Thursday, November 6, 2014

Still plugging along


This week I conducted another run with the phenol chloroform extraction. In this attempt, I halved the amount of initial plant tissue, and worked to reduce the break points in the protocol. This being my second usage of the protocol coupled with my conducting it on a day in which I had more hours to devote to it, allowed me to conduct the protocol seamlessly with no breaks other than incubation time. Unfortunately the results still exhibited signs of shearing.

This is a picture of the gel from the camera mounted on the UV light box. The beginings of banding can be seen, but the DNA sample is sheared (the lanes are just streaks)

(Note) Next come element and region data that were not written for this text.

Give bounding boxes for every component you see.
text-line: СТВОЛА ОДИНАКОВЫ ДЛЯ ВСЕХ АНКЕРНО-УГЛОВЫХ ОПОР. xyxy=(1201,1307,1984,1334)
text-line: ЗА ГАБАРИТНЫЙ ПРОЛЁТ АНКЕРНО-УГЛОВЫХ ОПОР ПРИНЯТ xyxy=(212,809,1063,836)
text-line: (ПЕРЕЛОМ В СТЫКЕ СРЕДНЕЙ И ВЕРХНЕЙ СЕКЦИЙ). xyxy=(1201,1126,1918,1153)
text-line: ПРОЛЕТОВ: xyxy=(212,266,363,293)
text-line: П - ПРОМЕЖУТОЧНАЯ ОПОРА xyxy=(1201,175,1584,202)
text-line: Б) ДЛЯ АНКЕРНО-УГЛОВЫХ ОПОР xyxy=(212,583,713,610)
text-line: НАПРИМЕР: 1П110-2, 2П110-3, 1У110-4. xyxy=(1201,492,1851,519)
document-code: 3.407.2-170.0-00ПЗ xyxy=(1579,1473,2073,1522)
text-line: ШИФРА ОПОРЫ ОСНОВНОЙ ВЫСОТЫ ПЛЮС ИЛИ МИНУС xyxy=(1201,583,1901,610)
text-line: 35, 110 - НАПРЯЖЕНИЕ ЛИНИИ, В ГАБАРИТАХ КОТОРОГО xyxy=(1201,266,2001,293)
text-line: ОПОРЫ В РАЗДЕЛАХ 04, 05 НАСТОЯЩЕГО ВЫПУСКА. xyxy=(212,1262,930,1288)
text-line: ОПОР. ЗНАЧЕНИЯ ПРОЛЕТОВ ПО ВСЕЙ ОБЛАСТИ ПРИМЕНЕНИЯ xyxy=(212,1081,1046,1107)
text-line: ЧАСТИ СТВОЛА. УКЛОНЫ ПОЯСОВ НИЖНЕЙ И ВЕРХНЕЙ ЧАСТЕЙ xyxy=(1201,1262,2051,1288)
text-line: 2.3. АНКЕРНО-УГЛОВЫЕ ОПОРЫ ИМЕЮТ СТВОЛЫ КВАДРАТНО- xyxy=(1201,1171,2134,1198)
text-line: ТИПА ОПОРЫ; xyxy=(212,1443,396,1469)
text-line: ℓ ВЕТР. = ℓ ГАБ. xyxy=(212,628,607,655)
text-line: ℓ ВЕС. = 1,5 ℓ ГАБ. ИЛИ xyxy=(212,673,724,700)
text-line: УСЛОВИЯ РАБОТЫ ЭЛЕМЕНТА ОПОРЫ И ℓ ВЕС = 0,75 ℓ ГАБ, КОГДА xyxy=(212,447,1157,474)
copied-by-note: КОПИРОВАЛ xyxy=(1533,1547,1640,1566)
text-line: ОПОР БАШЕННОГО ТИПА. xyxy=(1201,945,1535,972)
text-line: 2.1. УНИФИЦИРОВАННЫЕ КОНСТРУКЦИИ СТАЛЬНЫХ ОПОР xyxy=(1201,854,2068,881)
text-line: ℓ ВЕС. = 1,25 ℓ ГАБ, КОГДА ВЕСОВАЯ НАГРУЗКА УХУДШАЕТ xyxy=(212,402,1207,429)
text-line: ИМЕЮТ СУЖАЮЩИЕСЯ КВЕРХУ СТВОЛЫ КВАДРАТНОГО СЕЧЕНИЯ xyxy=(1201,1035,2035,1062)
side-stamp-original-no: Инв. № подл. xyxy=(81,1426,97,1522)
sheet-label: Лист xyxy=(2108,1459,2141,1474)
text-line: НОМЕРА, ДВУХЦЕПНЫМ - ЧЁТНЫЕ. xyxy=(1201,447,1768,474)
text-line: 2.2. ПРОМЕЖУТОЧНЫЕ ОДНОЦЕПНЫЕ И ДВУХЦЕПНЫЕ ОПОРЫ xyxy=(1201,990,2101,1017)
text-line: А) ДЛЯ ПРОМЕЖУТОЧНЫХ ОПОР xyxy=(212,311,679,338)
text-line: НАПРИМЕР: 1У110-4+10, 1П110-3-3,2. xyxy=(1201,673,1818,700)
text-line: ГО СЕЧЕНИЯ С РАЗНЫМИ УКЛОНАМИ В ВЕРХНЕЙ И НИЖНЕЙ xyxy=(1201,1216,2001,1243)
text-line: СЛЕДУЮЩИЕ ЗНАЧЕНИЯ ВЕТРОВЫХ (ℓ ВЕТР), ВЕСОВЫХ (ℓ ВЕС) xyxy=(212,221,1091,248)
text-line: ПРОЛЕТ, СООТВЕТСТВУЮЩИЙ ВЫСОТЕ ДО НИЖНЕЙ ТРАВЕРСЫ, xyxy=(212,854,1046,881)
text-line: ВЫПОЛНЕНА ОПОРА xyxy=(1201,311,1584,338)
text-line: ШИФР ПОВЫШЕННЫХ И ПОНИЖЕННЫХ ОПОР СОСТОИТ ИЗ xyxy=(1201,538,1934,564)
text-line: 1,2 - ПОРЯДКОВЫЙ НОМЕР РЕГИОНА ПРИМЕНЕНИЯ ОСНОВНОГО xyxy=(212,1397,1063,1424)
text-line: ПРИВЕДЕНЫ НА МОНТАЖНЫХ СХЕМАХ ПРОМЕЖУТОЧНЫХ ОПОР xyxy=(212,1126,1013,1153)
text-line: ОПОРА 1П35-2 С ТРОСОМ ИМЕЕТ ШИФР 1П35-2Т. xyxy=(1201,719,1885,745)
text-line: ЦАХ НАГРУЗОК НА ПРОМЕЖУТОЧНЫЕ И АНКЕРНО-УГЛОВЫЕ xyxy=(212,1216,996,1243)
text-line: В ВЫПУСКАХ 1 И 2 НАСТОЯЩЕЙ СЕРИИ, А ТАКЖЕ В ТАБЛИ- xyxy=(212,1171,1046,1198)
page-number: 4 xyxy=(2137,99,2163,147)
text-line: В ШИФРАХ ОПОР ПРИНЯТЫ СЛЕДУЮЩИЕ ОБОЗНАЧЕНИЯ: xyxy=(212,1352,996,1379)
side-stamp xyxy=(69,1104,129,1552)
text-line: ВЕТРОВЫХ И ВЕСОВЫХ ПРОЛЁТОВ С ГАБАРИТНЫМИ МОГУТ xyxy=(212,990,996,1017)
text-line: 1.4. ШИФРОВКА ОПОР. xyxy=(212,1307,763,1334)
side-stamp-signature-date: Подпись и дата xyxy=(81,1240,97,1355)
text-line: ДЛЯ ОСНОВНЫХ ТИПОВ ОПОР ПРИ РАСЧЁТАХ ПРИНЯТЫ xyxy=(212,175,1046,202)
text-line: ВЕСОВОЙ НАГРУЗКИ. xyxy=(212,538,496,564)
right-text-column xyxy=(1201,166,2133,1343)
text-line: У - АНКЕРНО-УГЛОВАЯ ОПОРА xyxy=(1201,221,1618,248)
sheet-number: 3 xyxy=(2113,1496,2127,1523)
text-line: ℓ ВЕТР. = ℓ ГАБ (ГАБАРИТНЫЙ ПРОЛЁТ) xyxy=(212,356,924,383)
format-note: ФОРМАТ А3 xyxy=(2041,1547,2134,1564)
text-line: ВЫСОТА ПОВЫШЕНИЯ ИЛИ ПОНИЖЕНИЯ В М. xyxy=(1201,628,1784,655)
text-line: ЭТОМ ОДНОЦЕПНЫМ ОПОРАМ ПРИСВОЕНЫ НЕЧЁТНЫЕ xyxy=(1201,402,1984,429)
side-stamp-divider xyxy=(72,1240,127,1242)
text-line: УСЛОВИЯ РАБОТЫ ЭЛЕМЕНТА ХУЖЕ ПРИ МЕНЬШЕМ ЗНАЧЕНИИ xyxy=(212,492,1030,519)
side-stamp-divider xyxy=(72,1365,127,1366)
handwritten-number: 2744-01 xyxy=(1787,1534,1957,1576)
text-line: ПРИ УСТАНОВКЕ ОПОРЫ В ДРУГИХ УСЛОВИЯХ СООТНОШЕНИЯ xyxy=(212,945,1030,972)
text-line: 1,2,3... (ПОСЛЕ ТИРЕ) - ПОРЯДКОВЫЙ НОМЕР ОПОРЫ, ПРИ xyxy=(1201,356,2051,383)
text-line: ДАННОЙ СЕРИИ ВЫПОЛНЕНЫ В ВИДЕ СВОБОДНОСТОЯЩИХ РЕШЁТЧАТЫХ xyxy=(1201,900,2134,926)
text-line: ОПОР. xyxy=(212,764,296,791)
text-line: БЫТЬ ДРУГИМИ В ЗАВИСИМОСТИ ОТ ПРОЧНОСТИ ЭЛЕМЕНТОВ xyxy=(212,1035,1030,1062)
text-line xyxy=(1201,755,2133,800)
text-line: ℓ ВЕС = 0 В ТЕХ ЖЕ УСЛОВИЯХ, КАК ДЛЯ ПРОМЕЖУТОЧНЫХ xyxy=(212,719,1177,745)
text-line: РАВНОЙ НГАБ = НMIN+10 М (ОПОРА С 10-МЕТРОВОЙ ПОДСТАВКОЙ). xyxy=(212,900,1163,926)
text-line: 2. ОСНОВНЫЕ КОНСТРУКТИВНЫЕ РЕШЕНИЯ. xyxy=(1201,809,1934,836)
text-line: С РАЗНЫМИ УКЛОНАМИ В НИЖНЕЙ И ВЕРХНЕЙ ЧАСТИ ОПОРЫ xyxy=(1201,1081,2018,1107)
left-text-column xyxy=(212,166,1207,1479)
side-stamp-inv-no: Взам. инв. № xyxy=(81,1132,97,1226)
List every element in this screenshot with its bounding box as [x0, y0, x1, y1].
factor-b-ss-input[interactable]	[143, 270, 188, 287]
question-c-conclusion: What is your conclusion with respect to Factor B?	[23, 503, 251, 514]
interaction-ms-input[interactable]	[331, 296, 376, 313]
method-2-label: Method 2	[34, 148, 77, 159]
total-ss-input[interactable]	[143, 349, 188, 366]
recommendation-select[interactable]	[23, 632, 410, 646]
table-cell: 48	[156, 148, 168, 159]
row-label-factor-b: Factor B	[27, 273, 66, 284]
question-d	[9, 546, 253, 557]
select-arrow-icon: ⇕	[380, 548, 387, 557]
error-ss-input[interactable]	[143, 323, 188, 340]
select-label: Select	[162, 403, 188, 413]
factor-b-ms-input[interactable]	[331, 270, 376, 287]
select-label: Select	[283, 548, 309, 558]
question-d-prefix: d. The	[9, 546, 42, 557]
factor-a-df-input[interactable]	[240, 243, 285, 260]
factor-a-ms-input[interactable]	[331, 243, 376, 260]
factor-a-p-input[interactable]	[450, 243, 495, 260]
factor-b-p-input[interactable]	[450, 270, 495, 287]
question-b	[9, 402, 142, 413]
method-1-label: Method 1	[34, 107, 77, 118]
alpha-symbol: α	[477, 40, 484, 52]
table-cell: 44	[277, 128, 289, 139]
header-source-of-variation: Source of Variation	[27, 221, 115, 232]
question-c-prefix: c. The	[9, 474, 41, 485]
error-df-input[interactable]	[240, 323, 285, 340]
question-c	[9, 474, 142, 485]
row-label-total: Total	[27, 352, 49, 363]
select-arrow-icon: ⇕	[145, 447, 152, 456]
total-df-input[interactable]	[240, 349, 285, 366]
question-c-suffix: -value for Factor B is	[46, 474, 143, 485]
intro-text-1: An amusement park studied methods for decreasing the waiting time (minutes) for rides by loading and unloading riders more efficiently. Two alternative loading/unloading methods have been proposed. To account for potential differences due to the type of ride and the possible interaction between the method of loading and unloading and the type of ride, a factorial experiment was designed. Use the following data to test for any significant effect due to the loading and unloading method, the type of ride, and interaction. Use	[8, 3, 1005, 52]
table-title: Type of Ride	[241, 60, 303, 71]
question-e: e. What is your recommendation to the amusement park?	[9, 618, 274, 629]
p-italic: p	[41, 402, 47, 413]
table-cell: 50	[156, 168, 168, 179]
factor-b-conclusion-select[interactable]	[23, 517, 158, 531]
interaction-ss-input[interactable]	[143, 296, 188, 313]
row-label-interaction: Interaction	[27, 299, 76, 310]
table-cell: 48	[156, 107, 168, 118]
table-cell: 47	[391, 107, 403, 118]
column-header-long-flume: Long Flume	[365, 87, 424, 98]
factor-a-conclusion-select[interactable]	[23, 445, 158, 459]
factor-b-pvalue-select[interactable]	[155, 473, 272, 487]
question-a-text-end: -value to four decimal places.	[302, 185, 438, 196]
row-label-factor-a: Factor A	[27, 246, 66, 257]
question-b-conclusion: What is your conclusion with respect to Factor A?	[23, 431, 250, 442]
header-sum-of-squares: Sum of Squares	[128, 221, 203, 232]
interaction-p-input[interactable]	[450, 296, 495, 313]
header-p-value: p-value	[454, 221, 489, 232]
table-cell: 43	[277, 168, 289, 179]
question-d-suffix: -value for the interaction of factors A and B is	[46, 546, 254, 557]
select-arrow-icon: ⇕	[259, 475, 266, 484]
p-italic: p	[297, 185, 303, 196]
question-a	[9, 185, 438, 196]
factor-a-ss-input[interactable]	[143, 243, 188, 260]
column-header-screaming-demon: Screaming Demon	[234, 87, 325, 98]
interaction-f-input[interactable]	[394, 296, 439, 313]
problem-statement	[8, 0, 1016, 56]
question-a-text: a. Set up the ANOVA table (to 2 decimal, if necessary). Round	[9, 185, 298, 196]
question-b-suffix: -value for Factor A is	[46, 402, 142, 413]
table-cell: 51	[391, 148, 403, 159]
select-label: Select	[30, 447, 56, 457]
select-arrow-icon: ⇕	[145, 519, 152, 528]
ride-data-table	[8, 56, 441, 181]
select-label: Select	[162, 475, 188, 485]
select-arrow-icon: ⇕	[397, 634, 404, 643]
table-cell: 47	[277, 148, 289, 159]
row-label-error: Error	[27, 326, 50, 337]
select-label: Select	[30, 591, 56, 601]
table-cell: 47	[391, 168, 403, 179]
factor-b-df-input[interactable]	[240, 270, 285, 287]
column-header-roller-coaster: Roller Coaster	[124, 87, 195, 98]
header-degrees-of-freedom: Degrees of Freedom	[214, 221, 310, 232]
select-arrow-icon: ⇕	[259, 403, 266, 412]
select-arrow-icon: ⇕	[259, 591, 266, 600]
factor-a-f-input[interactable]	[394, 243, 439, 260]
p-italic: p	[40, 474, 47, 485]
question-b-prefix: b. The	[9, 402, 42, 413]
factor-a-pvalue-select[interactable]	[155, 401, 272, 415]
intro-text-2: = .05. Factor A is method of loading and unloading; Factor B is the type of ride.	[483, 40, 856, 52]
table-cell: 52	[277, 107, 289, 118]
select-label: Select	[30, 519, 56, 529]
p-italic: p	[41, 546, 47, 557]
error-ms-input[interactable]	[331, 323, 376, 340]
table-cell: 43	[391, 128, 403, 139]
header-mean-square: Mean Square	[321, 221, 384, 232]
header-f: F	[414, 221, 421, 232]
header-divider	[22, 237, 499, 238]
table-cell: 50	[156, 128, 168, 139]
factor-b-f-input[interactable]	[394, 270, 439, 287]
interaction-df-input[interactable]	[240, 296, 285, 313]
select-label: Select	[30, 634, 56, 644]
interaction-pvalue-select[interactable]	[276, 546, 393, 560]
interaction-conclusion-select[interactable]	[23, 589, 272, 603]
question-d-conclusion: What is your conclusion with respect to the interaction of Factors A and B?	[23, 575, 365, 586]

I am currently working on two other ideas that will hopefully reduce the shearing. The first step of the protocol is to grind the leaf tissue samples (-80° C) in the lysis buffer containing the 5% sarkosyl solution and the 4% SDS solution, and then incubate it at 50° C for two hours. It is my suspicion that shearing may be occurring in the grinding. I have taken tissue samples and incubated them in the buffer for an extended period of time without grinding. I am not sure if this will yield anything, but it does merit testing. The other potential shearing point that I see is the pipetting of the samples. I suspect that drawing the samples through the narrow tip of a standard pipette could cause shearing. Since there are not any wide bore pipettes available for use, I will snip the pipette tips back to a wider opening for each pipetting. I had intended on this today, but unfortunately the BIO 181 classes are using the fume hood today. Normally Tuesday and Thursday are the days I have enough time in the lab to carry out the full extraction. Next Tuesday is a holiday, so I will not be able to revisit this until Thursday. Hopefully I will see a clean nicely banded lane in the well

As to the Sucrose extraction that Matt clued me in on –
I have read that this is to induce an osmotic shock within the cells as a means of cell lysis. The addition of the sucrose in the solution increases the solute concentration outside of the cell. This rapid change of concentration results in an equally rapid change in the movement of water across the membranes (osmosis). The drastic change in pressures should lyse the cell. If this is actually what happens, I should be able to use a sucrose lysis buffer and not have to manually grind the tissues. This is in the same vein of what I am doing with the current extraction – attempting to lyse cells with out physical tissue homogenization. There was one protocol I read that specifically stated that the sucrose buffer was very effective for plants that had been previously shown to be difficult to extract DNA from. Unfortunately they didn’t say why. I am still digging to see if I can find more information on this.